Efforts to recapture the town have not started, and Somali officials believe it will be tough. The town is located between the sea and large mountains where militants have erected defenses. Puntland forces could storm it with a sea landing but holding it will be costly, experts warn.
Yusuf started working at the fish processing factory as a dishwasher in the kitchen in 1950, when he was 10 years old. The plant was then owned by Italian colonists who ruled Somalia. In 1958 he started his first shift in the plant outside the kitchen. From there, he worked his way up until he became the general manager.

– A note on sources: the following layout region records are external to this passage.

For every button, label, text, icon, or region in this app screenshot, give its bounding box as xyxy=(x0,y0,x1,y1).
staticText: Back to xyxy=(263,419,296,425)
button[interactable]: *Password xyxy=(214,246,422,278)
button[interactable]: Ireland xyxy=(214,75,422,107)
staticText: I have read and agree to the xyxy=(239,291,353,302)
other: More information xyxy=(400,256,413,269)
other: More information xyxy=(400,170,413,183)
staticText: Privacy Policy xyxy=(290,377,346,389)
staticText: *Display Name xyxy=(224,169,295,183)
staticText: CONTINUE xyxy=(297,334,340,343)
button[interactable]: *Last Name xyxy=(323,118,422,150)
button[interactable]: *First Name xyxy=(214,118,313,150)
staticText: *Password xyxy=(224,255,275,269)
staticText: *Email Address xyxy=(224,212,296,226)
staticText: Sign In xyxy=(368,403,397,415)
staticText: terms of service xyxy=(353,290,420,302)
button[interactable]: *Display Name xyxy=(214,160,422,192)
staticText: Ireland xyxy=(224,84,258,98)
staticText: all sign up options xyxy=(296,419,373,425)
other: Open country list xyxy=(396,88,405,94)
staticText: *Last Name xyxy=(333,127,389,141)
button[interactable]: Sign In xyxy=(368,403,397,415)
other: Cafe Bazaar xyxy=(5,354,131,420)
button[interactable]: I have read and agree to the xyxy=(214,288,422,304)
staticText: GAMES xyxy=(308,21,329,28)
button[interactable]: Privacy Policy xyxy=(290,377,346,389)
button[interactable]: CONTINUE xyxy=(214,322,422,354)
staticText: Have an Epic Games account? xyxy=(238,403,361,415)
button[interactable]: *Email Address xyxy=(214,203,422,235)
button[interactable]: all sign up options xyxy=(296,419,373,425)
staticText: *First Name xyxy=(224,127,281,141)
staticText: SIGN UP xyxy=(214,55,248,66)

The factory continued to operate for two years after the Somali government collapsed in 1991 and the country sank into violence and lawlessness. Yusuf says operations were stopped at that point due to a lack of maintenance and care.
But Yusuf treated the plant — comprising some 30 buildings for offices, residences, and shops for boats and fishing equipment — as his own property, protecting it from looting.
“We have the technique but it lacks maintenance,” he said.
Still, he continued to inspire others to go fishing. Although the plant was producing limited fish for domestic conception, and sometimes friends and family would bring their fish to him to be canned, it no longer has the capacity for commerical production.
In 2014, a tropical cyclone hit the area and washed away Yusuf's last functioning motor boat, together with some fishing equipment. He informed Puntland Region officials, who assessed the damage but never followed up with money or repairs.
His relatives have brought him to Bosaso, 80 kilometers west of Qandala. But his thoughts remain with his home town.
Yusuf says the factory means so much to him that he wants to hand it over to the Somali government one day.
“I’m very proud of what I did about it, and I never been away from it one kilometer,” he said.
He says he saw the plant at its peak, when it won excellence awards and produced tons of fish, and in its worst days, when he was the only person roaming around the giant compound.
He says what he will miss most is the tasty fish of Qandala.
“It has distinctive taste of nostalgia,” he said. “If you try to wash it off with a soap and then spray perfume, you can still smell it.”